A damning Trump legal memo revealed Wednesday lays out the former president’s strategy of creating slates of fake electors to help overturn the 2020 election.

The “confidential” document, which shows attorney Kenneth Chesebro as its author, admits that courts would likely reject the idea that bogus slates of pro-Trump electors could replace those certified by state election officials.

And Chesebro, who has been identified as co-conspirator no. 5 in Trump’s indictment, even brazenly conceded in the memo first published by The New York Times that a primary goal was to delay or obstruct the certification of President Biden’s win by Congress on Jan. 6.
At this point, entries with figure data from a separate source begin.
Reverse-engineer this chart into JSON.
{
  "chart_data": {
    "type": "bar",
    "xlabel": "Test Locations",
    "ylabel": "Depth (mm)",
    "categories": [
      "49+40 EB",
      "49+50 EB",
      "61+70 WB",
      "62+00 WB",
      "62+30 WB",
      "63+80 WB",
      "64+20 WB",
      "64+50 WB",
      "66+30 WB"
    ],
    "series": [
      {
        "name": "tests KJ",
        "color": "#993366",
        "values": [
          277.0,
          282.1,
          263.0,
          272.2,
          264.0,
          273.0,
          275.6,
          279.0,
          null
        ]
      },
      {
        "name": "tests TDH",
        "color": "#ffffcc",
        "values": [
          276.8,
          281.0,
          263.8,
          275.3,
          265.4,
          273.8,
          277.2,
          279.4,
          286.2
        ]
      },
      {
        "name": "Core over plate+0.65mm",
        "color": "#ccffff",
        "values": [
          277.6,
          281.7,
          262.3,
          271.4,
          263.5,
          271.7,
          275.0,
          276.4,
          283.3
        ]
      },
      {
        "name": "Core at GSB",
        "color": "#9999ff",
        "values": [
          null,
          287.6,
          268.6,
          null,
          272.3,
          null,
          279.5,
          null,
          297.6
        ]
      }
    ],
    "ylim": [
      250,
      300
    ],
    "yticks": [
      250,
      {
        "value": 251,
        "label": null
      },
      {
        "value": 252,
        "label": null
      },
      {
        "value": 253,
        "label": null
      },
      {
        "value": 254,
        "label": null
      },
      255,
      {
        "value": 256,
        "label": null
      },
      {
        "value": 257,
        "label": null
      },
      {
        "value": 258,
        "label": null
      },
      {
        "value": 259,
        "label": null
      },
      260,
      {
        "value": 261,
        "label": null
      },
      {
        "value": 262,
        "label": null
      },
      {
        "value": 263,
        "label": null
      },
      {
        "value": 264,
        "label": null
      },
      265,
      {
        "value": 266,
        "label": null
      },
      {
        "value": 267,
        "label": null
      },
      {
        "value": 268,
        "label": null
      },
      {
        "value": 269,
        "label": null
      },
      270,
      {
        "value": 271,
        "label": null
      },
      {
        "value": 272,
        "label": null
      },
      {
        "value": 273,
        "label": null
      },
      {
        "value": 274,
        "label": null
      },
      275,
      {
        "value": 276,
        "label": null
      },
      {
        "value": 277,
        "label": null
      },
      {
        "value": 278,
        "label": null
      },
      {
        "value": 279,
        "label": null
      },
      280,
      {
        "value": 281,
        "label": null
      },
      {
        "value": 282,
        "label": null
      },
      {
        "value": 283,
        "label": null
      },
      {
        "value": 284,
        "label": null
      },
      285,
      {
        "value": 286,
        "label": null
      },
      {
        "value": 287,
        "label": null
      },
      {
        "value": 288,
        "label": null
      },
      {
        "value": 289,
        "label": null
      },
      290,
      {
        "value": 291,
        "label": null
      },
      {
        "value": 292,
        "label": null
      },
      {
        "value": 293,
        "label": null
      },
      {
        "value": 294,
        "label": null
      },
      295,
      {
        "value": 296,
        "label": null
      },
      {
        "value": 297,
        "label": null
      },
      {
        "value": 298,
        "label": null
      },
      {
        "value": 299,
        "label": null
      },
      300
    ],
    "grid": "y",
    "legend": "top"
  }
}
“Letting matters play out this way would guarantee that public attention would be riveted on the evidence of electoral abuses by the Democrats,” Chesebro wrote in the Dec. 6, 2020 memo, according to the memo.

“(It) would also buy the Trump campaign more time to win litigation that would deprive Biden of electoral votes and/or add to Trump’s column,” he added.

The bombshell revelation comes as U.S. District Court Judge Tanya Chutkan scheduled a Friday morning hearing to hammer out an order that will restrict what Trump can publicly say about evidence and witnesses in the historic case.

Chutkan — who is now reportedly receiving security protection — plans to set a trial date for Trump at a separate Aug. 28 hearing.

Special counsel Jack Smith already had the memo and cites some excerpts of it as evidence in the 45-page indictment charging Trump with four counts including conspiring to obstruct an official proceeding, to defraud the U.S. and to deprive people of their rights.

The indictment of Trump mentions six unindicted co-conspirators, which include one identified as Chesebro. They could eventually be charged either separately or as part of Trump’s case.

Trump pleaded not guilty last week at an arraignment in Washington, D.C. He could face prison time if convicted.

The timing of the memo in December 2021 came as officials in all the states prepared to certify the winner of the presidential election, a decision that in turn led to the appointment of real electors for each state.

The memo purports to claim that the results were “contested” in six battleground states even though judges rejected challenges to Biden’s wins in all of them.

It suggested that creating fake pro-Trump slates of electors would allow the Trump campaign to fight a public relations campaign until Jan. 6 while working to sow more confusion and cling to power.

“There should be messaging that presents this as a routine measure,” Chesebro wrote, acknowledging that the plot was a “bold, controversial strategy, and that there are many reasons why it might not end up being executed.”

This artist sketch depicts former President Donald Trump, right, conferring with defense lawyer Todd Blanche, left, during his appearance at the Federal Courthouse in Washington, Thursday, Aug. 3, 2023.

Some slates of electors acted on the Trump campaign’s advice and submitted signed official documents presenting themselves as the actual winners of the presidential election in their states.

Far from being a theoretical strategy as Chesebro suggests, those documents are being scrutinized as false official documents which would be a crime if knowingly signed.

Prosecutors in Michigan have already charged fake electors in that state. A grand jury in Georgia’s Fulton County is expected to convene as soon as early next week to decide whether to charge Trump or anyone else in the scheme.

Some of the fake electors have said that they were duped into signing the bogus documents by Trump campaign officials who said they would only be used if Trump’s legal challenges to the elections in the states succeeded.

Trump filed scores of lawsuits from coast to coast but judges rejected all of them, decisions that cleared the way for states to award their electors to Biden. Those decisions should have led Biden’s certification at the ceremonial event on Jan. 6 and the peaceful transfer of power.

Trump instead hit on the fake electors scheme as part of what Smith charges was a multi-pronged effort to cling to power.

He unsuccessfully sought to bully Vice President Mike Pence into delaying or refusing to certify the results. When that failed, Trump unleashed a violent mob of his supporters on the Capitol to physically prevent Congress from acting in line with the Constitution on Jan. 6, the indictment charges.